Monday, December 01, 2008

Hope You Die Before You get Old

Clic Cow for Full Story, this is one of David Michael Green's best to date


As a Baby Boomer, I’m sure not encouraging generational warfare in America. I have everything to lose from such a battle.

On the other hand, though, as a political analyst, I can hardly believe we’re not seeing it.

Never has it been so manifestly logical. Never would it be so thoroughly deserved. And yet, never has it been so astonishingly absent from the playing field of American politics.

I grew up in a period of generational conflict. “Never trust anyone over thirty”, “Hope I die before I get old”, etc. But I have to say that my generation got a way better deal from our parents than we’re leaving for our kids.

Sure, our parents bequeathed us Vietnam and Nixon. But I think those politics were a matter more of naivete, really, rather than malice or greed. I remember how my own parents reacted to the war and to Watergate. Having struggled collectively through the Depression, and having fought the good fight of World War II, I think they were wholly unprepared for the levels of deceit and callous indifference to harm they came inescapably to find that their government was capable of. This was an existential challenge of the kind we jaded Boomers can probably never appreciate. They were true believers, and they were rattled to the core when Toto pulled back the curtain. Their children, on the other hand, were raised to become cynics, for whom no such political crime can ever quite surprise us.

And it’s funny, too (though certainly not hah-hah funny), to think of how our generation – as much as you can speak of such a thing without falling into stereotypes worthy only of some PBS pledge-break docudrama – how we mocked the materialism of our parents. At one level, we were right to do so. Big cars with tail-fins were not exactly means for enrichment of the soul. No one was ever gonna transcend the material world and get to nirvana by purchasing a TV set and watching the latest episode of Ponderosa (in living color!). But, on the other hand, we might have been a whole lot more charitable too. Given where they came from, and what they’d been through, it was not so outrageous for them to seek a little prosperity and comfort. Moreover – on the other other hand – there’s that whole nagging hypocrisy thing. The truth is that the rocket-fueled materialism of their kids makes Mom and Dad’s modest suburban house with the single TV in the living room seem awfully quaint by comparison. Today, if there isn’t a satellite-fueled TV in every room of your McMansion (and, of course, your cars as well), with a DVD player and game box hooked up to each, Child Protective Services might well be dispatched to cart your kids away in order to protect them from neglect.

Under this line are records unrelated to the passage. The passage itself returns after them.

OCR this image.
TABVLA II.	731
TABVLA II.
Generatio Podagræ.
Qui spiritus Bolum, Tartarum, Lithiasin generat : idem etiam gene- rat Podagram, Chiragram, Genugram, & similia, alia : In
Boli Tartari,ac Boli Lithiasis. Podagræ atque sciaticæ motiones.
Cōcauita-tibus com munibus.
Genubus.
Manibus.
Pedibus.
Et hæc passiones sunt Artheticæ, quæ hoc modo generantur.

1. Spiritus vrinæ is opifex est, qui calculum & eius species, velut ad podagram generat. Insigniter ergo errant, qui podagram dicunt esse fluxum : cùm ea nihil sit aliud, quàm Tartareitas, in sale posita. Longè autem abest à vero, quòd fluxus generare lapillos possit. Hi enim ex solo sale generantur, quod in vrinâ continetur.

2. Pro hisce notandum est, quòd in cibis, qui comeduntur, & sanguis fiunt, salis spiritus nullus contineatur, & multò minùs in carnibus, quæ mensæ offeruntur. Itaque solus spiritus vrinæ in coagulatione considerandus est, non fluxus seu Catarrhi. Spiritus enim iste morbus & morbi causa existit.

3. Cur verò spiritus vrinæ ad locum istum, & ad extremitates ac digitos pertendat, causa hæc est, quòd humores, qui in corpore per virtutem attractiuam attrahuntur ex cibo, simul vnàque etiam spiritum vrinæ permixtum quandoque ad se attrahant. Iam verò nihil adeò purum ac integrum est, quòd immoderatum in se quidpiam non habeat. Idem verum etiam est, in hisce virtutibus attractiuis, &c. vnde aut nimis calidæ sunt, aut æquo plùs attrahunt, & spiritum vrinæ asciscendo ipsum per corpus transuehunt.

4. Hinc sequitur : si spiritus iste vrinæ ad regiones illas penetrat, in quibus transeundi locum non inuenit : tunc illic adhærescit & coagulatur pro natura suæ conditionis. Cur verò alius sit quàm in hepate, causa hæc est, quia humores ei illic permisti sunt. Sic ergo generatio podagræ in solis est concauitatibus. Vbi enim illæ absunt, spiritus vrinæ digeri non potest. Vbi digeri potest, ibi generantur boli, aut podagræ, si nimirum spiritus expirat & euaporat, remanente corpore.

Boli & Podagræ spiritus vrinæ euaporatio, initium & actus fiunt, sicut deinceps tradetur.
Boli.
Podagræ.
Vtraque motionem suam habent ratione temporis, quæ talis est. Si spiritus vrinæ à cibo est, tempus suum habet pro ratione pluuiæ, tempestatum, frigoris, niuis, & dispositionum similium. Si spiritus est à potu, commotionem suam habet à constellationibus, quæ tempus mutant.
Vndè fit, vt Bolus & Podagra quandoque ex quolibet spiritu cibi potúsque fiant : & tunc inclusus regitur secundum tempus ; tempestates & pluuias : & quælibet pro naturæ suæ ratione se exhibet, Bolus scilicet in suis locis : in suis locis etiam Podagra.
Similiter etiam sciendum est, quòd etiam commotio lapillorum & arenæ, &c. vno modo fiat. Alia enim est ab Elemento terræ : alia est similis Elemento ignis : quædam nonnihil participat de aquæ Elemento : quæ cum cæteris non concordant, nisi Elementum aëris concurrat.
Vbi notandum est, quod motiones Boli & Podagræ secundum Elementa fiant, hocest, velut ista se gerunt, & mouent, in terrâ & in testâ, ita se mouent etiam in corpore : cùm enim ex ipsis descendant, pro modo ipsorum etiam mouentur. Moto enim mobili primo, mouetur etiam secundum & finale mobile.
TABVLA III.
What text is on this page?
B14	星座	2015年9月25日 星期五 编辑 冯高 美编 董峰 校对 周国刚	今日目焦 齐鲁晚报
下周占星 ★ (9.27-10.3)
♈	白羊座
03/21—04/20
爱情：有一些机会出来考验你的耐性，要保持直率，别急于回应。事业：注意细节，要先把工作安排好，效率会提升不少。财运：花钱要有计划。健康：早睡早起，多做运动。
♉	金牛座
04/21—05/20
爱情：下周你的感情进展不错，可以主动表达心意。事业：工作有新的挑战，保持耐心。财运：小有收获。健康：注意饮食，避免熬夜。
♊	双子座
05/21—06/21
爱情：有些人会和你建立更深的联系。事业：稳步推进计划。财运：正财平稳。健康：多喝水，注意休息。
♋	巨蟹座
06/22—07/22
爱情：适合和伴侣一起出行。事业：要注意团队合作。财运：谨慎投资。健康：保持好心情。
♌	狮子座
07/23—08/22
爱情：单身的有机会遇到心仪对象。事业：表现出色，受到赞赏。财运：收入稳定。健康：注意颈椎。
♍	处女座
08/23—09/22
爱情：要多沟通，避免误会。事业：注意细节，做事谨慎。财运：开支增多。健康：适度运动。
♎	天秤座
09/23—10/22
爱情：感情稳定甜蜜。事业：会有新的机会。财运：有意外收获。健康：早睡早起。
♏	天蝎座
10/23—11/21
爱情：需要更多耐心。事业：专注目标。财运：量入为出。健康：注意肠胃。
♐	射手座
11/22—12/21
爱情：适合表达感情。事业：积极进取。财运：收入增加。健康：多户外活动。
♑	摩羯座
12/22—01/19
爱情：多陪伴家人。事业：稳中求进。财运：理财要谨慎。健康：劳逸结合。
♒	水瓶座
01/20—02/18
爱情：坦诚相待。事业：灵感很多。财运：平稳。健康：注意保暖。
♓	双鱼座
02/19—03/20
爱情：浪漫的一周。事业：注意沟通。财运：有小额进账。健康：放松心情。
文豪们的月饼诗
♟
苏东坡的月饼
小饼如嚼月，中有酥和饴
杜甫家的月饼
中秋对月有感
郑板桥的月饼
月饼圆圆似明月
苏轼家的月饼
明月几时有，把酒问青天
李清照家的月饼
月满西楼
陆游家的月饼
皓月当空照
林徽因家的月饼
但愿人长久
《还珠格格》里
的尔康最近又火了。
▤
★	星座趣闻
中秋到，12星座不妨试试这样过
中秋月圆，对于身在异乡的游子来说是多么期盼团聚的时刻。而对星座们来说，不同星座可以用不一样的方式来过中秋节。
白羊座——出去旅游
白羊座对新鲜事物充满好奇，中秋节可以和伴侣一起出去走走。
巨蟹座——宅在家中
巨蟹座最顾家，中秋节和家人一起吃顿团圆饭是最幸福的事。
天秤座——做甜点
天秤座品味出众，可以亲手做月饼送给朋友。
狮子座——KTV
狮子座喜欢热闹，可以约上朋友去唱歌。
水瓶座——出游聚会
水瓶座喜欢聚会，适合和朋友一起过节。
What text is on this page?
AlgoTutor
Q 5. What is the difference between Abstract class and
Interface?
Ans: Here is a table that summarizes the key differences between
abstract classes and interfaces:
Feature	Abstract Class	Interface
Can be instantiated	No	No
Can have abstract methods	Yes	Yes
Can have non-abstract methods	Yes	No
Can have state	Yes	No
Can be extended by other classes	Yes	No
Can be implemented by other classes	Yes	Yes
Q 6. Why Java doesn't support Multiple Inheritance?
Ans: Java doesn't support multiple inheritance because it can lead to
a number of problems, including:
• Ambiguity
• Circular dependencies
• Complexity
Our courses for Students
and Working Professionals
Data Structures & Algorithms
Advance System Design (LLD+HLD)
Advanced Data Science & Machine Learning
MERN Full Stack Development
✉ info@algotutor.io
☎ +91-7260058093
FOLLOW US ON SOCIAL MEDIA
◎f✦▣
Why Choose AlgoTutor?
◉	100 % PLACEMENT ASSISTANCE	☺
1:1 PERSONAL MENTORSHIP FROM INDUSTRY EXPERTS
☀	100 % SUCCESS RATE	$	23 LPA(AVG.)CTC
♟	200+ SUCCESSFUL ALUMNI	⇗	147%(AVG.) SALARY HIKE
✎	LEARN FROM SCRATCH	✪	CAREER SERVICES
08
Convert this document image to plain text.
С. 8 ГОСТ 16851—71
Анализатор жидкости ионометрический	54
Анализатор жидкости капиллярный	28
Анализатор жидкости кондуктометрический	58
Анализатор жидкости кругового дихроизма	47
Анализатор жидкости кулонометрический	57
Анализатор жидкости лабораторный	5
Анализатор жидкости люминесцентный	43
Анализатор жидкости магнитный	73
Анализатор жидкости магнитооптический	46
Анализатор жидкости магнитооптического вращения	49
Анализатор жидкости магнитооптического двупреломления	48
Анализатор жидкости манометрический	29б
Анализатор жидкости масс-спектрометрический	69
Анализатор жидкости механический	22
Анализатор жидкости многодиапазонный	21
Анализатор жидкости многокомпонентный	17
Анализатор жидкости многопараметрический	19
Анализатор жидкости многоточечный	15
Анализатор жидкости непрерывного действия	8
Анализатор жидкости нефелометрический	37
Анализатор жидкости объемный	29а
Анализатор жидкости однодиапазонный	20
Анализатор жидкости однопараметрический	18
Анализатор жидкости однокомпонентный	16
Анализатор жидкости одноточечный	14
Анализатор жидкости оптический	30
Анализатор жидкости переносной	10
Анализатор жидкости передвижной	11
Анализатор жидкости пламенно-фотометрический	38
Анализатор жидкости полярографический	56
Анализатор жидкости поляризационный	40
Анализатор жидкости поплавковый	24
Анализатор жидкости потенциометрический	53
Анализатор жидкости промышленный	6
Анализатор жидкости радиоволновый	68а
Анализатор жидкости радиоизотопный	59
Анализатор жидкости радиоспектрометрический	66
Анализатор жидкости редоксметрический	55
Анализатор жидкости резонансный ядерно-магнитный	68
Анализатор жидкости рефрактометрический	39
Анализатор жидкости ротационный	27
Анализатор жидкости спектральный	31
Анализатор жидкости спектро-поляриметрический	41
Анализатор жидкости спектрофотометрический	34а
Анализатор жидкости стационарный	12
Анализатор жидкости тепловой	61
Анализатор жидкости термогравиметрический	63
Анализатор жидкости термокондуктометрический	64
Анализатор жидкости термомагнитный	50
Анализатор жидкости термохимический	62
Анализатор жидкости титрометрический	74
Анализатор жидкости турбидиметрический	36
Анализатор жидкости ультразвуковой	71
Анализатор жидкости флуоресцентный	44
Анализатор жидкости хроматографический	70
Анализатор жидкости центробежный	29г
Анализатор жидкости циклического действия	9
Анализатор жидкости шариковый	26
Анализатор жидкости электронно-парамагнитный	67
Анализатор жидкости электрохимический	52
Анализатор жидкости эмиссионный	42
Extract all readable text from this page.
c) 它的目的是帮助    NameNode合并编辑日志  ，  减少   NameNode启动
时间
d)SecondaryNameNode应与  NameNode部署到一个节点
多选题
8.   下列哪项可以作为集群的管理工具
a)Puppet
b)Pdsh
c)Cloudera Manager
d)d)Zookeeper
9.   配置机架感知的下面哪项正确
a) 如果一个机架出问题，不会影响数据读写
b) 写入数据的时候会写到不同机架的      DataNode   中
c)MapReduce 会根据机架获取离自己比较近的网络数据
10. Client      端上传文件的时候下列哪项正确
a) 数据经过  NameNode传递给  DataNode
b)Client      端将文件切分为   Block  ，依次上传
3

But even if the Greatest Generation wasn’t so great when it came to some of the items higher up on Maslow’s laundry list, their kids – the Boomers – could only dream of being as devoted parents as were their own. Indeed, if there’s any one great crime for which the World War II generation may be most guilty, it is the raising up of the most narcissistic, self-centered, self-aggrandizing crop of kids ever. In China they call the analogous generation the Little Emperors. I guess we’re a bit too self-reverential for even that little bit of comedic introspection. Just the same, though, not for nothing are we known as the Me Generation. To get a sense of our sense of ourselves, just look at the two presidents we’ve contributed to the pantheon: Bill Clinton and George W. Bush. Of the latter nothing need be said that could meaningfully add anything to the eight years of experiencing this president’s capacity for self-indulgence and his unparalleled sense of entitlement. As for Monsieur Clinton, he is said to have lamented, especially after 9/11, the fact that no major crisis occurred on his watch, so that he could join Lincoln and FDR and Washington among the greatest presidents of all time. Now, if I sat down for six weeks trying to think of the most self-centered sentiment I could conceive of in all the world, I doubt seriously I could top that one. Imagine wishing that thousands of people could die in order to enhance your reputation for the history books. And this after you’ve already had the privilege of serving two terms in the most exclusive position in the world.

Gee, what a legacy we’ve left in presidential politics. But it only gets worse if we consider the more general picture. I cannot think of a single time in American history where one generation left their children such a stunningly large and complete a mess to clean up.